Weather impacts are likely to include higher temperatures, heatwaves and increasing dryness, with the risk of drought and fires, and elsewhere increasing rainfall, storms and floods.
Southern Europe, including Italy and Spain, would be the region most affected in Europe.
The commission concluded that if urgent action was not taken, billions of dollars worth of damage would be the result.
It aims to steer the world towards keeping the rise in temperature to no more than 2oC above pre-industrial levels.
The commission said that if temperatures rise by 2.2oC, an extra 11,000 people in Europe will die within a decade and from 2071 there would be 29,000 extra deaths a year in southern Europe alone. Only slightly fewer -- 27,000 -- would die in northern Europe.
It said there was a 50 percent chance that global temperatures would rise this century by more than 5oC.
The dire warnings came as the commission asserted the EU's ambition to be the world's first low-carbon economy by proclaiming a global target of cutting greenhouse gas emissions by 30 percent by 2020.
Current EU energy policies were unsustainable and would increase Europe's emissions by 5 percent by 2030, it added.
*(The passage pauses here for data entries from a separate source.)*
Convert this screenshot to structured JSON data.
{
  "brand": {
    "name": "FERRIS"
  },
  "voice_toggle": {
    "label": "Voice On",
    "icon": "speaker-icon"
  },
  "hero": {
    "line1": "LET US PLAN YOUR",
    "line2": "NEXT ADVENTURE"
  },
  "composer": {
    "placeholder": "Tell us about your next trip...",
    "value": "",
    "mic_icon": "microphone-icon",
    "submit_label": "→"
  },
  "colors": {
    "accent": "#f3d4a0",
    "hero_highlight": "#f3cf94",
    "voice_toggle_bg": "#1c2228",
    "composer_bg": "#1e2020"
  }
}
However, the new policy came under immediate attack from green groups and members of the European Parliament, who accused the commission of leaving the initiative to international agreements, including the recalcitrant US, to hit the 30 percent target, while aiming for only a 20 percent cut in the EU's own emissions.
Campaigners also criticized the commission for setting a "paltry'' renewable energy target of 20 percent and for covertly reopening the door for nuclear power.
But they welcomed the binding minimum target of 10 percent for biofuels in passenger vehicles by 2020.
Brussels said urgent measures to reduce greenhouse gases would only slightly reduce economic growth in developed countries -- by 0.14 percent a year.
Announcing the new energy strategy, to be discussed by an EU summit in early March, Jose Manuel Barroso, the commission president, called on Europe to lead the world into a new, post-industrial revolution.
If adopted, he said, these proposals "would be by far the most ambitious ever in the world."
Stavros Dimas, the environment commissioner, said the unilateral target of cutting emissions by at least 20 percent by 2020 was more than double the 8 percent target for 2012 set out in the Kyoto protocol.
But he added: "We are not going to be effective if we act alone.''
Barroso said this week's talks in Washington with US President George W. Bush had convinced him that the US "will change and will be much more ambitious in future when it comes to fighting climate change.''
Barroso dismissed criticism that the renewables target -- designed in part to reduce dependency on fuel from abroad -- was inadequate.
But Greenpeace said that to be sustainable the target should be at least 35 percent.
The commission warned that with nuclear power now providing 31 percent of electricity output, EU countries phasing out atomic power plants must replace them with other low-carbon energy sources.
It emphasized that nuclear power was one of the cheapest sources of low-carbon energy.
The commissioners said it was up to each country to decide, but their remarks were seen as a clear nod to countries such as Germany that are already thinking of building new nuclear plants.